Expanded Abstract
There is robust causal evidence that learning by doing is more effective than reading or watching video alone (Koedinger et al., 2018), so evidence-based online courseware centers student problem-solving with feedback. The REAL CHEM general chemistry courseware integrates over 1,000 questions into the text compared to just 176 in the traditional Open Stax Chemistry 2e textbook. This evidence-based design presents a challenge for course designers, however, as it is difficult for subject matter experts and student reviewers to identify and correct errors in this large quantity of targeted feedback. Scalable methods are needed to help authors review and improve large sets of activities efficiently.
Reasoning LLMs enable these questions and their feedback to be checked for errors accurately and inexpensively. We developed a system to convert each question to markdown and pass it to a reasoning LLM for review. To verify and improve the quality of the LLM’s output, we built an automated evaluation system using an LLM-as-a-judge architecture. This iterative design-test-refine process represents a nested learning engineering cycle within the broader REAL CHEM development effort.

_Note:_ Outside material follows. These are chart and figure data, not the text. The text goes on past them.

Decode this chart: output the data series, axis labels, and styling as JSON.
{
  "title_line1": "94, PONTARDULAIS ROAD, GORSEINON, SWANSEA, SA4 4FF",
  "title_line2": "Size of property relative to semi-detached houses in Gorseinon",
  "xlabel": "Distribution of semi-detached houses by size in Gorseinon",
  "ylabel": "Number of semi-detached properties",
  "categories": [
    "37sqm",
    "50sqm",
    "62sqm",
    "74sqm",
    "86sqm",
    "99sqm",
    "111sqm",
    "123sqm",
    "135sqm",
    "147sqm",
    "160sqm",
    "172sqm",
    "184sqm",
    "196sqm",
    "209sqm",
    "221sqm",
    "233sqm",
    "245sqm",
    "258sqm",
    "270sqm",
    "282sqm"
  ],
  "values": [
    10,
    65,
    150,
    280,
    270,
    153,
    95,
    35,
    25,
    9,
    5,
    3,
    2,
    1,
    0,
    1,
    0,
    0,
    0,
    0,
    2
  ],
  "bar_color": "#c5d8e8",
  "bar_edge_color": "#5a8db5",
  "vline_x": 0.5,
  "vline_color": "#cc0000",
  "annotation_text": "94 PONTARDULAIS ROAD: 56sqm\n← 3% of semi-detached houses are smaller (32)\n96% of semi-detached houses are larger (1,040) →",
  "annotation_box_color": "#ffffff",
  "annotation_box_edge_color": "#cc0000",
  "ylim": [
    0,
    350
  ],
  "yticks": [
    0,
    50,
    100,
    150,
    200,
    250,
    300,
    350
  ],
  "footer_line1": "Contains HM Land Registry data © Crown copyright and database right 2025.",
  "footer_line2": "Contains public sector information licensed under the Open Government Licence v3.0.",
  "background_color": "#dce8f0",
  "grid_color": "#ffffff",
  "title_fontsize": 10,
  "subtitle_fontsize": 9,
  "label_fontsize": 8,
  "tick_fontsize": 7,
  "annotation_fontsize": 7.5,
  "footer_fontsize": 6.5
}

For the automated evaluation system, we selected and identified errors (or verified no errors were present) in 60 representative REAL CHEM questions. The performance of several gpt-5 family models was measured against this set, with gpt-5-mini with medium reasoning effort and a carefully targeted prompt template achieving 88 percent accuracy. The results show that model size, reasoning depth, and prompt design all matter: limited reasoning reduces sensitivity to real errors, while targeted prompts significantly outperform generic ones. The automated evaluation system also enables iterative prompt improvement.
This approach offers a practical, low-cost method for improving large-scale instructional content. Modifications to this general approach have been used to assign alt text and learning objectives where those were missing. In REAL CHEM, the system has already improved hundreds of questions in the existing courseware.